Bu ilkeler çerçevesinde Hz. Peygamber (s.a.v.)'in eğitim-öğretimle ilgili faaliyetlerine temas etmek yerinde olacaktır. O, daha Mekke döneminde, kendisine vahyedilen ayetlerin yazılmasına ve bu suretle korunmasına önem vermiştir. Ayetlerin çoğaltılarak dağıtılmasını teşvik etmiştir. Mekke döneminin ilk yıllarında Dârü'l-Erkam'ı bir eğitim-öğretim merkezi olarak kullanmıştır. Burada, Kur'an âyetleri okunuyor, yazılıyor, dinî bilgiler öğreniliyor ve bu bilgilerin pratik uygulaması yapılıyordu. İslâm'ı öğrenmek isteyenler de buraya geliyorlardı. Hz. Peygamber (s.a.v.), hicretten iki yıl önce Mekke'ye gelip Akabe mevkiinde Müslüman olan Medinelilerin eğitimi ile de ilgilenmiş; onların isteği üzerine Kur'an'ı ve İslâm'ın prensiplerini öğretmek için Medine'ye öğretmen  olarakMus'ab bin Umeyr'i göndermiştir.

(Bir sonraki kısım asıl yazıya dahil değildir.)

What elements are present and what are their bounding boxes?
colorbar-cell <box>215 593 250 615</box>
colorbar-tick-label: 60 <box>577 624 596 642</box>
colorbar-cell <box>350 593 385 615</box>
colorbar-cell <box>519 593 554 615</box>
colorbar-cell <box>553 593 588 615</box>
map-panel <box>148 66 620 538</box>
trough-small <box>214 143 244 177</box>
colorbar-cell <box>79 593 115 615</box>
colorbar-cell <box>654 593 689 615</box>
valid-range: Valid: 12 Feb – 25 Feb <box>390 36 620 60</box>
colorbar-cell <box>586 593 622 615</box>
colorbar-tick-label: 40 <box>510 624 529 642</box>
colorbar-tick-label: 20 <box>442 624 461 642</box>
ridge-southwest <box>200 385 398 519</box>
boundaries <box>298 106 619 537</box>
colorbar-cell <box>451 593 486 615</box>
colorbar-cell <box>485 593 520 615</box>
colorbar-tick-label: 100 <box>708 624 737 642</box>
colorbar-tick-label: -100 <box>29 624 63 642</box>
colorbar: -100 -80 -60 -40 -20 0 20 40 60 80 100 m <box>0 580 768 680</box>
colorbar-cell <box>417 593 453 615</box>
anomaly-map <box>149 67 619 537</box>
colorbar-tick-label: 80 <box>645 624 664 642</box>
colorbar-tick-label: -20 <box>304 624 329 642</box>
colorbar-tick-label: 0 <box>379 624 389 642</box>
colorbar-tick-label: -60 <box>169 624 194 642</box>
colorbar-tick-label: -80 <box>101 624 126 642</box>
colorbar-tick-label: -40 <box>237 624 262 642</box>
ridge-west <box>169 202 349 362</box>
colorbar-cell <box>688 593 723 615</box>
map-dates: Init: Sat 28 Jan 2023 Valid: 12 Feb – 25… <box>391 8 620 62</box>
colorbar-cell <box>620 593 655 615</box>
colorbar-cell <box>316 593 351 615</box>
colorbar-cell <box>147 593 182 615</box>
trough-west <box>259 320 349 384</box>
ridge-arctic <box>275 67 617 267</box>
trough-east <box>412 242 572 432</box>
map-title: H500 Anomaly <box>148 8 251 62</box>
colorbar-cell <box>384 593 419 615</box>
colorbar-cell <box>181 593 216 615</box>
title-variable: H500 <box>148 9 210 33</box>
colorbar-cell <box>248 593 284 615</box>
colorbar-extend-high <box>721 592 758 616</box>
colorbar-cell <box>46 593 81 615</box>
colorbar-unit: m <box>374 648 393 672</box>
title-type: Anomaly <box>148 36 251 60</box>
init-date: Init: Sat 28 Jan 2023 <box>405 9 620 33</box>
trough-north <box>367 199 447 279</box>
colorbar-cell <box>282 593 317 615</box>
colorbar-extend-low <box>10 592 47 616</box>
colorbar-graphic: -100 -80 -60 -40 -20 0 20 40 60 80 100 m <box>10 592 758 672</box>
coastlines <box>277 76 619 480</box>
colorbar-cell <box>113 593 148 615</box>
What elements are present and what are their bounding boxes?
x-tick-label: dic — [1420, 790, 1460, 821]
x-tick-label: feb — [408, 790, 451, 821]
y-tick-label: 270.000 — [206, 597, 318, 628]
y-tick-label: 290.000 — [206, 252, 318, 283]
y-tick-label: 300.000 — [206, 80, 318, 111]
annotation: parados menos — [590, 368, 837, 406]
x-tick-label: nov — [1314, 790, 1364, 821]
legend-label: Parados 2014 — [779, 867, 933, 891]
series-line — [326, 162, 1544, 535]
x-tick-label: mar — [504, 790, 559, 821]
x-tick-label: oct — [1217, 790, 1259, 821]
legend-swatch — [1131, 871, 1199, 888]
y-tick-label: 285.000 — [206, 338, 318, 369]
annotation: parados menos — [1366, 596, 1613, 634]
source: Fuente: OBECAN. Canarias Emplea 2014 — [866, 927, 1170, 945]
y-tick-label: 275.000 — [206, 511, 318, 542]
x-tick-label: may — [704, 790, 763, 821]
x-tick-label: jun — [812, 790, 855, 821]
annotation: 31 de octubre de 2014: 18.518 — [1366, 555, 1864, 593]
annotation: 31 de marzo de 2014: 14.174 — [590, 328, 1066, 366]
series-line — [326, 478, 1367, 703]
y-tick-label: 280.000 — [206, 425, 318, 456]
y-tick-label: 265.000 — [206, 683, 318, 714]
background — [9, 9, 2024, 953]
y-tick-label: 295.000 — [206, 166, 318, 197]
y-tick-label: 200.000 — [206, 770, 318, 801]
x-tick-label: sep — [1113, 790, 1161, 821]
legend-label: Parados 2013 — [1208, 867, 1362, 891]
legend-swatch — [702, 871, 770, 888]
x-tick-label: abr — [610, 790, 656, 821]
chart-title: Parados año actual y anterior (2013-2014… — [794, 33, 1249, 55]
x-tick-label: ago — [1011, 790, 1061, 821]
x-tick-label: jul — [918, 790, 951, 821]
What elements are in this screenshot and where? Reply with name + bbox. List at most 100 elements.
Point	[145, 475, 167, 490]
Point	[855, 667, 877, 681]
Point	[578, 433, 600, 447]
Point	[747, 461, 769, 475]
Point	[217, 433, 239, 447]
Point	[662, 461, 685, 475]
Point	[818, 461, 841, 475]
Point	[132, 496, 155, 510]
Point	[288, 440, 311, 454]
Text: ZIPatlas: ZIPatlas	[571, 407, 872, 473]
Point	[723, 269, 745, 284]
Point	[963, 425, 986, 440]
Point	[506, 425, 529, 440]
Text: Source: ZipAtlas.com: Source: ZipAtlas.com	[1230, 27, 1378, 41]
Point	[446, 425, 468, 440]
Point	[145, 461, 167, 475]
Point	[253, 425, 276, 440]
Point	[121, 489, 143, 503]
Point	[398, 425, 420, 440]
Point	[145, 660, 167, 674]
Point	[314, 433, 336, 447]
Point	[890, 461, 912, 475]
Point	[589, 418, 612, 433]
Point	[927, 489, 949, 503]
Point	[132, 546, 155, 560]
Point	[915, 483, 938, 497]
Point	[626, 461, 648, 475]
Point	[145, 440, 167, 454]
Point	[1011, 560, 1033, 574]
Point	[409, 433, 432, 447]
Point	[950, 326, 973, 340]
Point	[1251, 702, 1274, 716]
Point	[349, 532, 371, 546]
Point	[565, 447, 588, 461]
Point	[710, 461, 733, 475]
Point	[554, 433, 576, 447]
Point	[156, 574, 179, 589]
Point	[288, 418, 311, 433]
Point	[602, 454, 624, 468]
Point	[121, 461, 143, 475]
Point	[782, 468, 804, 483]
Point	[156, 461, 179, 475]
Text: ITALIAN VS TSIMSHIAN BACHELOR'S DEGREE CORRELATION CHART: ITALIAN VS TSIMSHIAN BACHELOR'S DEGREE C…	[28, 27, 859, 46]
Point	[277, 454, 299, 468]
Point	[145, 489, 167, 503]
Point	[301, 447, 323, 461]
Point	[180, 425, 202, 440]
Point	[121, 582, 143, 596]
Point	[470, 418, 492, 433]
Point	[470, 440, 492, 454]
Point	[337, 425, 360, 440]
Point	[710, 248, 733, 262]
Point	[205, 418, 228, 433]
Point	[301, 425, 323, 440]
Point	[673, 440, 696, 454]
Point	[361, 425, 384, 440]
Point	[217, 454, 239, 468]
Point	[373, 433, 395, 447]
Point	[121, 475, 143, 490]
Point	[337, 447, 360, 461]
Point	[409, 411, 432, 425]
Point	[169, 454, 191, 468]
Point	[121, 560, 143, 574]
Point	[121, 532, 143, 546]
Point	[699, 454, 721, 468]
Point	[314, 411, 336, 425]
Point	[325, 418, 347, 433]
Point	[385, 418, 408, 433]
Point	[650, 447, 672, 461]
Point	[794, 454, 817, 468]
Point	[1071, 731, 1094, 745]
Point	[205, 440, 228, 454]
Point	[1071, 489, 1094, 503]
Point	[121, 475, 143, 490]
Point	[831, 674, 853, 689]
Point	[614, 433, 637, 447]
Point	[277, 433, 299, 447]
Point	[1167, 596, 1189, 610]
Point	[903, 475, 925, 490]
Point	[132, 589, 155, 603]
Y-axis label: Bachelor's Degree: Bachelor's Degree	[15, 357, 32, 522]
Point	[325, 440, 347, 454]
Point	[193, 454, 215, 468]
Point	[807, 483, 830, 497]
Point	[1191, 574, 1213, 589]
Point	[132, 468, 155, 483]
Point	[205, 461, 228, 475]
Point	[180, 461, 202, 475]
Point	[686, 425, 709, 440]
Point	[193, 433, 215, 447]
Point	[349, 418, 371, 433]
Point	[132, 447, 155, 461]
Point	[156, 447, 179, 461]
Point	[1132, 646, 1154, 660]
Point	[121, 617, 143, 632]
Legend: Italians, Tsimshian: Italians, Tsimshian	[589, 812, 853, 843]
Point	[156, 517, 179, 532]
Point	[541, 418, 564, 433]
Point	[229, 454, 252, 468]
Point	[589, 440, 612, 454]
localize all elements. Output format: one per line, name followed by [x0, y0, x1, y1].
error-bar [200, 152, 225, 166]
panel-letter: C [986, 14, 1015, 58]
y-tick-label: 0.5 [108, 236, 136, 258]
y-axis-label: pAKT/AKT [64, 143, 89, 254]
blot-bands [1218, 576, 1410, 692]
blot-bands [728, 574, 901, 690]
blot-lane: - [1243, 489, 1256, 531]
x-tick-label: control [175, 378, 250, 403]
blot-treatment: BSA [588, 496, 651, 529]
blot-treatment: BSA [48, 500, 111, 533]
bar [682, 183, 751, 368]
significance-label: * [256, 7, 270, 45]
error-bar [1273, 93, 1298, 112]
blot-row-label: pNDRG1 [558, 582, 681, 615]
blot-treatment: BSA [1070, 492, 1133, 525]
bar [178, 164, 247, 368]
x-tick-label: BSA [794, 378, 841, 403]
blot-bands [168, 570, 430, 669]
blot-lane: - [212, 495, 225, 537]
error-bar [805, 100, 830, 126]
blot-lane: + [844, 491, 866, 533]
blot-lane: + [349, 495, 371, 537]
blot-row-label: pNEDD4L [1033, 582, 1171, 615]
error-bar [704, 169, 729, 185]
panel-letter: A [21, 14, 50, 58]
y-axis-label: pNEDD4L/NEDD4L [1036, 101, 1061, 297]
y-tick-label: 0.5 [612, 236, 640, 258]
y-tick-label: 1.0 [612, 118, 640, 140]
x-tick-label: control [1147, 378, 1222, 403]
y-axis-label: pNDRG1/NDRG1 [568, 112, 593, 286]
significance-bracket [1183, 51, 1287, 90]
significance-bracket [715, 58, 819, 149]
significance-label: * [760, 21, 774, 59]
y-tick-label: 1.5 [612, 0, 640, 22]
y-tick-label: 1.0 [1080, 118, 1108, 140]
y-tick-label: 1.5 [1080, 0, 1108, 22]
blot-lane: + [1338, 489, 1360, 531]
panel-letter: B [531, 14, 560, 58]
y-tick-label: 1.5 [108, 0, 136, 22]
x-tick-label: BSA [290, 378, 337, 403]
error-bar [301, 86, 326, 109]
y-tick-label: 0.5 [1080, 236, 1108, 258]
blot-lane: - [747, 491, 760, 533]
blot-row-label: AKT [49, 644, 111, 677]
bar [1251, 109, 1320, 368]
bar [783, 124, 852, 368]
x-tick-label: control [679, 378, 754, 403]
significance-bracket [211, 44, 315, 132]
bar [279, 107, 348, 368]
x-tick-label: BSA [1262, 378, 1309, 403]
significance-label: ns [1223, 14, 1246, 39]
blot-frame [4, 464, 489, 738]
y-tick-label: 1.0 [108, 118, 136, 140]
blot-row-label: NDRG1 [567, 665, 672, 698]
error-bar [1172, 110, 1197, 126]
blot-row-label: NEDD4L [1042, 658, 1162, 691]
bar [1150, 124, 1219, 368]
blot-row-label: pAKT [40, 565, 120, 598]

Hicretten sonra Medine'de Hz. Peygamber (s.a.v.)'in ilk ve önemli faaliyetlerinden birisi, bir ibadet mahalli olmasının yanında, aynı zamanda eğitim-öğretim merkezi olan,Mescid-i Nebevî'yi inşâ etmek olmuştur. Mescid'in bitişiğinde "Suffe" denilen mekanda kalan bazı sahâbîler, Kur'an ve yazı öğrenmekle meşgul oluyorlardı. İslâm'ın temel esaslarını öğrenmek üzere Medine'ye çeşitli bölgelerden gelenlerin bir kısmı da burada kalıyordu. Suffe'deki öğrenci sayısının kimi zaman dört yüze ulaştığı oluyordu. Hz. Peygamber (s.a.v.) burada bizzat ders verdiği gibi, Kur'an ve yazı öğretmek üzere muallimler de tayin ediyordu. Ubâde b. Sâmit adlı sahâbî, burada yazı ve Kur'an öğretenlerden biridir. Hatta sadece Müslüman öğretmenler değil, müşrik öğretmenler de yazı öğretiyordu. Nitekim Bedir savaşında Müslümanların eline esir düşen müşrik askerlerden okur-yazar olup da kurtuluş fidyesi verecek parası bulunmayanlar, on Müslüman çocuğuna yazı öğretmek suretiyle serbest bırakılmışlardır. Zeyd b. Sâbit bu şekilde Arapça okuma yazma öğrenmiştir. Şüphesiz bu uygulama, o dönemin şartları dikkate alındığında muazzam bir gelişmedir.